En cas de difficultés répétées pour différents élèves qui risquent de mettre en danger les vecteurs d’actions principaux parallèles, l’enseignant peut décider de reprendre la main temporairement face à l’ensemble des élèves. Il bascule alors temporairement dans un vecteur d’action principal typique au modelage et à la pratique guidée.
Un vecteur d’action principal est également inscrit dans le temps. Il a un début et une fin. Les enseignants s’emploient à maintenir un vecteur d’action jusqu’à ce qu’ils arrivent au point où il estime nécessaire de le terminer.
Les transitions entre segments sont des points d’interaction sociale particuliers, car les contextes changent. La transition est amorcée par des indices.
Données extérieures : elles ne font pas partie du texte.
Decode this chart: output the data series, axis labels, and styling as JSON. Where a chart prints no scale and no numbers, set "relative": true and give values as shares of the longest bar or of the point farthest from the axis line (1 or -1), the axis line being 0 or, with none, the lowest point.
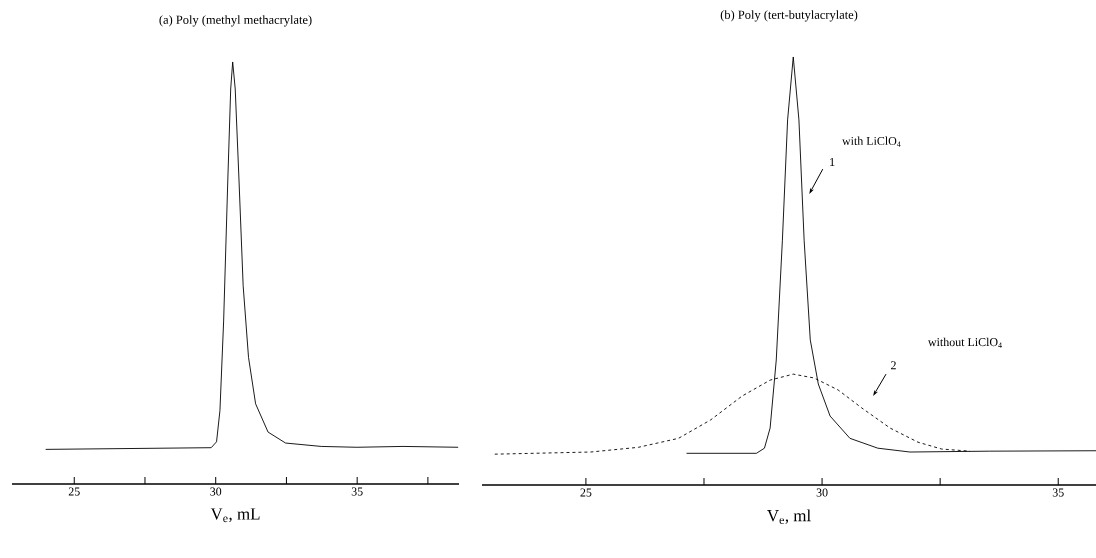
{
  "chart_data": [
    {
      "type": "line",
      "title": "(a) Poly (methyl methacrylate)",
      "xlabel": "V$_{e}$, mL",
      "relative": true,
      "xlim": [
        22.8,
        38.6
      ],
      "xticks": [
        25,
        {
          "value": 27.5,
          "label": null
        },
        30,
        {
          "value": 32.5,
          "label": null
        },
        35,
        {
          "value": 37.5,
          "label": null
        }
      ],
      "series": [
        {
          "color": "#000000",
          "line_style": "solid",
          "x": [
            23.99,
            29.84,
            30.03,
            30.15,
            30.28,
            30.43,
            30.53,
            30.6,
            30.69,
            30.82,
            30.97,
            31.16,
            31.41,
            31.85,
            32.47,
            33.73,
            34.99,
            36.62,
            38.57
          ],
          "values": [
            0.082,
            0.086,
            0.1,
            0.174,
            0.386,
            0.725,
            0.936,
            1.0,
            0.936,
            0.725,
            0.47,
            0.3,
            0.19,
            0.123,
            0.097,
            0.089,
            0.087,
            0.089,
            0.087
          ]
        }
      ]
    },
    {
      "type": "line",
      "title": "(b) Poly (tert-butylacrylate)",
      "xlabel": "V$_{e}$, ml",
      "relative": true,
      "xlim": [
        22.8,
        35.8
      ],
      "xticks": [
        25,
        {
          "value": 27.5,
          "label": null
        },
        30,
        {
          "value": 32.5,
          "label": null
        },
        35
      ],
      "series": [
        {
          "color": "#000000",
          "line_style": "solid",
          "x": [
            27.13,
            28.61,
            28.78,
            28.9,
            29.03,
            29.16,
            29.27,
            29.39,
            29.51,
            29.62,
            29.75,
            29.92,
            30.17,
            30.59,
            31.18,
            31.86,
            33.55,
            35.8
          ],
          "values": [
            0.074,
            0.074,
            0.086,
            0.133,
            0.292,
            0.572,
            0.853,
            1.0,
            0.853,
            0.572,
            0.339,
            0.236,
            0.161,
            0.109,
            0.086,
            0.077,
            0.079,
            0.08
          ]
        },
        {
          "color": "#000000",
          "line_style": "dashed",
          "x": [
            23.07,
            25.1,
            26.11,
            26.96,
            27.64,
            28.31,
            28.9,
            29.39,
            29.83,
            30.34,
            30.84,
            31.44,
            32.03,
            32.53,
            33.13
          ],
          "values": [
            0.072,
            0.077,
            0.088,
            0.109,
            0.152,
            0.208,
            0.245,
            0.259,
            0.25,
            0.222,
            0.18,
            0.133,
            0.1,
            0.084,
            0.079
          ]
        }
      ],
      "annotations": [
        "with LiClO$_{4}$",
        "1",
        "without LiClO$_{4}$",
        "2"
      ]
    }
  ]
}
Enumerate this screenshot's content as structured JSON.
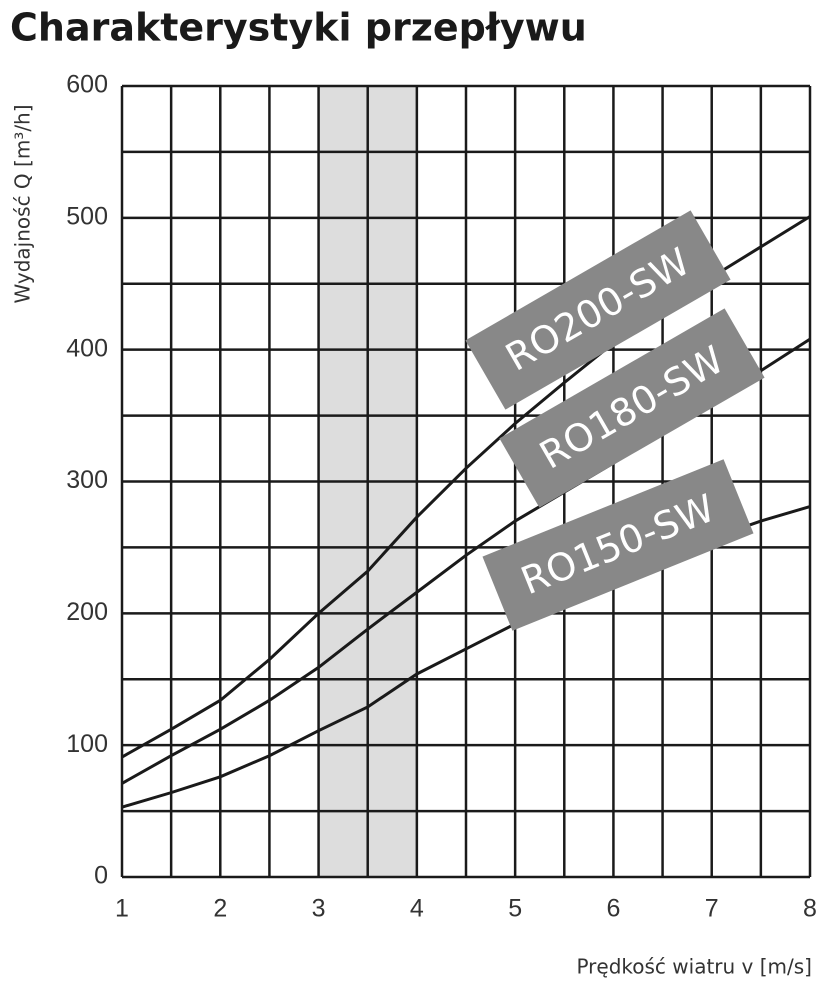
{
  "chart_data": {
    "type": "line",
    "title": "Charakterystyki przepływu",
    "x_label": "Prędkość wiatru v [m/s]",
    "y_label": "Wydajność Q [m³/h]",
    "x": [
      1,
      1.5,
      2,
      2.5,
      3,
      3.5,
      4,
      4.5,
      5,
      5.5,
      6,
      6.5,
      7,
      7.5,
      8
    ],
    "series": [
      {
        "name": "RO200-SW",
        "color": "#1a1a1a",
        "values": [
          91,
          112,
          134,
          165,
          200,
          232,
          273,
          310,
          344,
          375,
          405,
          432,
          455,
          478,
          501
        ]
      },
      {
        "name": "RO180-SW",
        "color": "#1a1a1a",
        "values": [
          71,
          92,
          112,
          134,
          159,
          188,
          216,
          244,
          270,
          292,
          314,
          337,
          360,
          384,
          408
        ]
      },
      {
        "name": "RO150-SW",
        "color": "#1a1a1a",
        "values": [
          53,
          64,
          76,
          92,
          111,
          129,
          154,
          173,
          192,
          210,
          227,
          243,
          257,
          270,
          281
        ]
      }
    ],
    "label_color": "#888888",
    "highlight_x": [
      3,
      4
    ],
    "highlight_color": "#dddddd",
    "xlim": [
      1,
      8
    ],
    "ylim": [
      0,
      600
    ],
    "xticks": [
      1,
      2,
      3,
      4,
      5,
      6,
      7,
      8
    ],
    "yticks": [
      0,
      100,
      200,
      300,
      400,
      500,
      600
    ],
    "xminor": [
      1.5,
      2.5,
      3.5,
      4.5,
      5.5,
      6.5,
      7.5
    ],
    "yminor": [
      50,
      150,
      250,
      350,
      450,
      550
    ],
    "grid": true
  }
}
Une négociation interactionnelle se produit pour signaler le début d’un changement, la réorientation de l’attention et le début d’un nouveau segment.
Ce découpage crée souvent une indétermination des limites, qui rend difficile la localisation précise des points de départ et d’arrivée des transitions entre les activités. En général, la durée des transitions importantes dépend de l’ampleur des changements qui doivent être apportés, du degré de clarté et de maîtrise des enseignants et de leur établissement préalable de routines en classe.